The results presented thus far account for the observable differences between the insured and the uninsured. Nevertheless, one would anticipate the existence of unobservable differences that may confound the relationship between insurance and medical check-ups, for instance, differences in risk aversion to poor health or variations in preferences for good health. We therefore attempted to validate these results with an additional method able to account for both observed and unobserved endogeneity.
In this subsection, we present results that combine both the matched method and the Lewbel instrumental variables technique. In the Lewbel, the study used all of the controls in our equation to generate the internal instruments. Table 6 presents the model results. First, we validated that our generated instruments were relevant. We present the F-test statistics in row 5 and their critical values in row 6 for all the three models. For the full sample, the F-statistic is 240, above the critical value of 22. For the Saudi nationals’ sample, the F-statistic is 439, well above the critical value 22. In the non-Saudi nationals’ model, the F-statistic is 135, again above the critical value of 22. Therefore, in all the three models, the results support that our instruments are strong, and therefore relevant for the analysis.

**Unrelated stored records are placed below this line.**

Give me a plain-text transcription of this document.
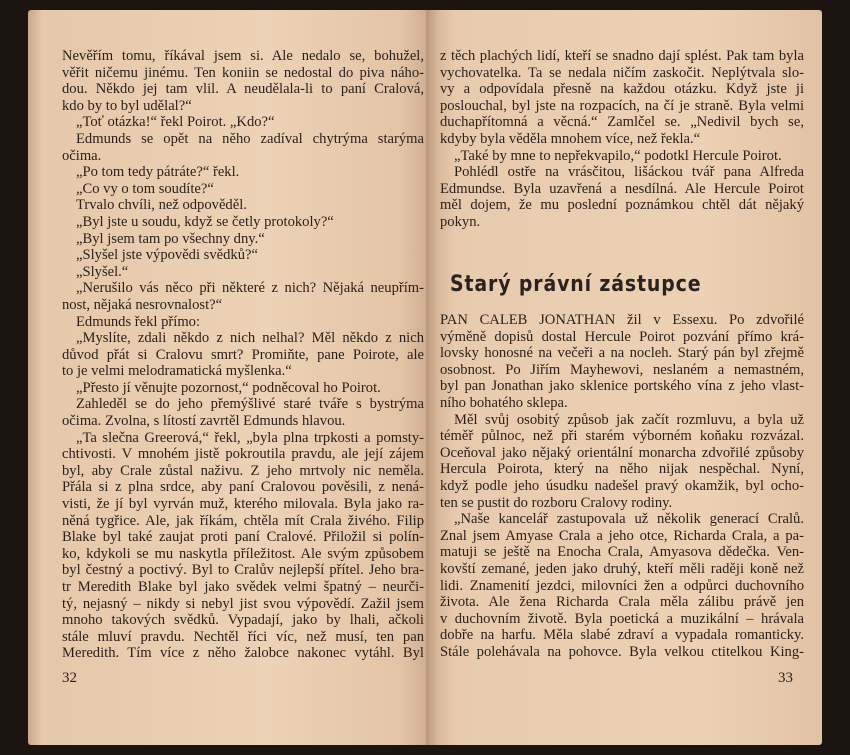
Nevěřím tomu, říkával jsem si. Ale nedalo se, bohužel,
věřit ničemu jinému. Ten koniin se nedostal do piva náho-
dou. Někdo jej tam vlil. A neudělala-li to paní Cralová,
kdo by to byl udělal?“
„Toť otázka!“ řekl Poirot. „Kdo?“
Edmunds se opět na něho zadíval chytrýma starýma
očima.
„Po tom tedy pátráte?“ řekl.
„Co vy o tom soudíte?“
Trvalo chvíli, než odpověděl.
„Byl jste u soudu, když se četly protokoly?“
„Byl jsem tam po všechny dny.“
„Slyšel jste výpovědi svědků?“
„Slyšel.“
„Nerušilo vás něco při některé z nich? Nějaká neupřím-
nost, nějaká nesrovnalost?“
Edmunds řekl přímo:
„Myslíte, zdali někdo z nich nelhal? Měl někdo z nich
důvod přát si Cralovu smrt? Promiňte, pane Poirote, ale
to je velmi melodramatická myšlenka.“
„Přesto jí věnujte pozornost,“ podněcoval ho Poirot.
Zahleděl se do jeho přemýšlivé staré tváře s bystrýma
očima. Zvolna, s lítostí zavrtěl Edmunds hlavou.
„Ta slečna Greerová,“ řekl, „byla plna trpkosti a pomsty-
chtivosti. V mnohém jistě pokroutila pravdu, ale její zájem
byl, aby Crale zůstal naživu. Z jeho mrtvoly nic neměla.
Přála si z plna srdce, aby paní Cralovou pověsili, z nená-
visti, že jí byl vyrván muž, kterého milovala. Byla jako ra-
něná tygřice. Ale, jak říkám, chtěla mít Crala živého. Filip
Blake byl také zaujat proti paní Cralové. Přiložil si polín-
ko, kdykoli se mu naskytla příležitost. Ale svým způsobem
byl čestný a poctivý. Byl to Cralův nejlepší přítel. Jeho bra-
tr Meredith Blake byl jako svědek velmi špatný – neurči-
tý, nejasný – nikdy si nebyl jist svou výpovědí. Zažil jsem
mnoho takových svědků. Vypadají, jako by lhali, ačkoli
stále mluví pravdu. Nechtěl říci víc, než musí, ten pan
Meredith. Tím více z něho žalobce nakonec vytáhl. Byl
32
z těch plachých lidí, kteří se snadno dají splést. Pak tam byla
vychovatelka. Ta se nedala ničím zaskočit. Neplýtvala slo-
vy a odpovídala přesně na každou otázku. Když jste ji
poslouchal, byl jste na rozpacích, na čí je straně. Byla velmi
duchapřítomná a věcná.“ Zamlčel se. „Nedivil bych se,
kdyby byla věděla mnohem více, než řekla.“
„Také by mne to nepřekvapilo,“ podotkl Hercule Poirot.
Pohlédl ostře na vrásčitou, lišáckou tvář pana Alfreda
Edmundse. Byla uzavřená a nesdílná. Ale Hercule Poirot
měl dojem, že mu poslední poznámkou chtěl dát nějaký
pokyn.
Starý právní zástupce
PAN CALEB JONATHAN žil v Essexu. Po zdvořilé
výměně dopisů dostal Hercule Poirot pozvání přímo krá-
lovsky honosné na večeři a na nocleh. Starý pán byl zřejmě
osobnost. Po Jiřím Mayhewovi, neslaném a nemastném,
byl pan Jonathan jako sklenice portského vína z jeho vlast-
ního bohatého sklepa.
Měl svůj osobitý způsob jak začít rozmluvu, a byla už
téměř půlnoc, než při starém výborném koňaku rozvázal.
Oceňoval jako nějaký orientální monarcha zdvořilé způsoby
Hercula Poirota, který na něho nijak nespěchal. Nyní,
když podle jeho úsudku nadešel pravý okamžik, byl ocho-
ten se pustit do rozboru Cralovy rodiny.
„Naše kancelář zastupovala už několik generací Cralů.
Znal jsem Amyase Crala a jeho otce, Richarda Crala, a pa-
matuji se ještě na Enocha Crala, Amyasova dědečka. Ven-
kovští zemané, jeden jako druhý, kteří měli raději koně než
lidi. Znamenití jezdci, milovníci žen a odpůrci duchovního
života. Ale žena Richarda Crala měla zálibu právě jen
v duchovním životě. Byla poetická a muzikální – hrávala
dobře na harfu. Měla slabé zdraví a vypadala romanticky.
Stále polehávala na pohovce. Byla velkou ctitelkou King-
33
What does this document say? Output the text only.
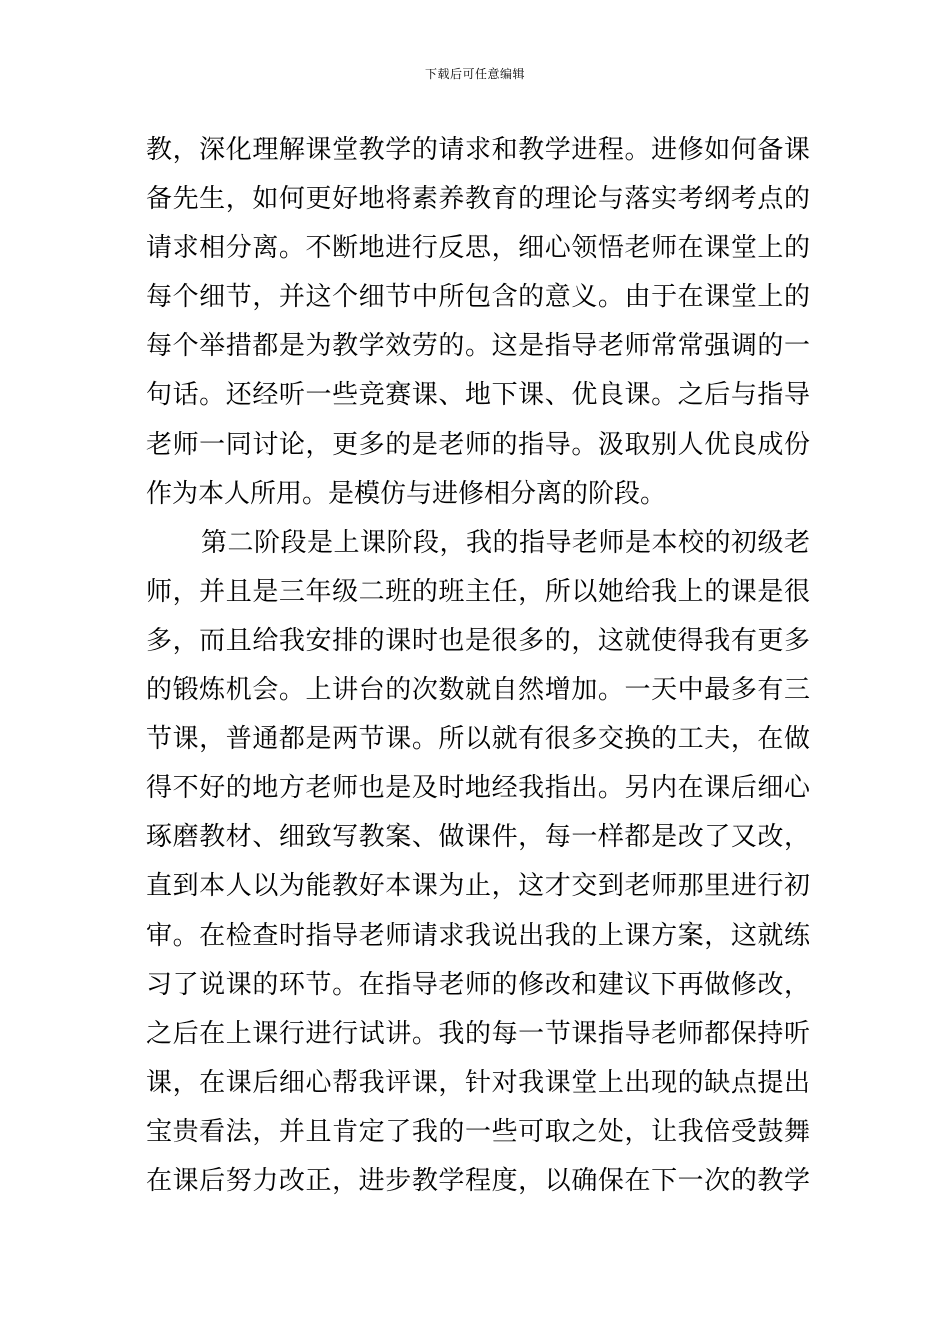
下载后可任意编辑
教，深化理解课堂教学的请求和教学进程。进修如何备课
备先生，如何更好地将素养教育的理论与落实考纲考点的
请求相分离。不断地进行反思，细心领悟老师在课堂上的
每个细节，并这个细节中所包含的意义。由于在课堂上的
每个举措都是为教学效劳的。这是指导老师常常强调的一
句话。还经听一些竞赛课、地下课、优良课。之后与指导
老师一同讨论，更多的是老师的指导。汲取别人优良成份
作为本人所用。是模仿与进修相分离的阶段。
第二阶段是上课阶段，我的指导老师是本校的初级老
师，并且是三年级二班的班主任，所以她给我上的课是很
多，而且给我安排的课时也是很多的，这就使得我有更多
的锻炼机会。上讲台的次数就自然增加。一天中最多有三
节课，普通都是两节课。所以就有很多交换的工夫，在做
得不好的地方老师也是及时地经我指出。另内在课后细心
琢磨教材、细致写教案、做课件，每一样都是改了又改，
直到本人以为能教好本课为止，这才交到老师那里进行初
审。在检查时指导老师请求我说出我的上课方案，这就练
习了说课的环节。在指导老师的修改和建议下再做修改，
之后在上课行进行试讲。我的每一节课指导老师都保持听
课，在课后细心帮我评课，针对我课堂上出现的缺点提出
宝贵看法，并且肯定了我的一些可取之处，让我倍受鼓舞
在课后努力改正，进步教学程度，以确保在下一次的教学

Table 6 The Effects of Health Insurance on Health-Seeking Behavior
Column 1 of Table 6 shows that overall insurance increases the probability of going for a medical check-up, and the effects are even higher here when we combine both methods relative to only using the matching. This reaffirms our earlier findings that insurance indeed leads to positive behaviour change toward more health seeking. Column 2 in this table also conforms to our earlier findings and column 3 confirms the previous result that insurance really matters, particularly amongst the non-Saudis. These findings endorse that what we initially observed in the main results in Table 5 is not out of random chance.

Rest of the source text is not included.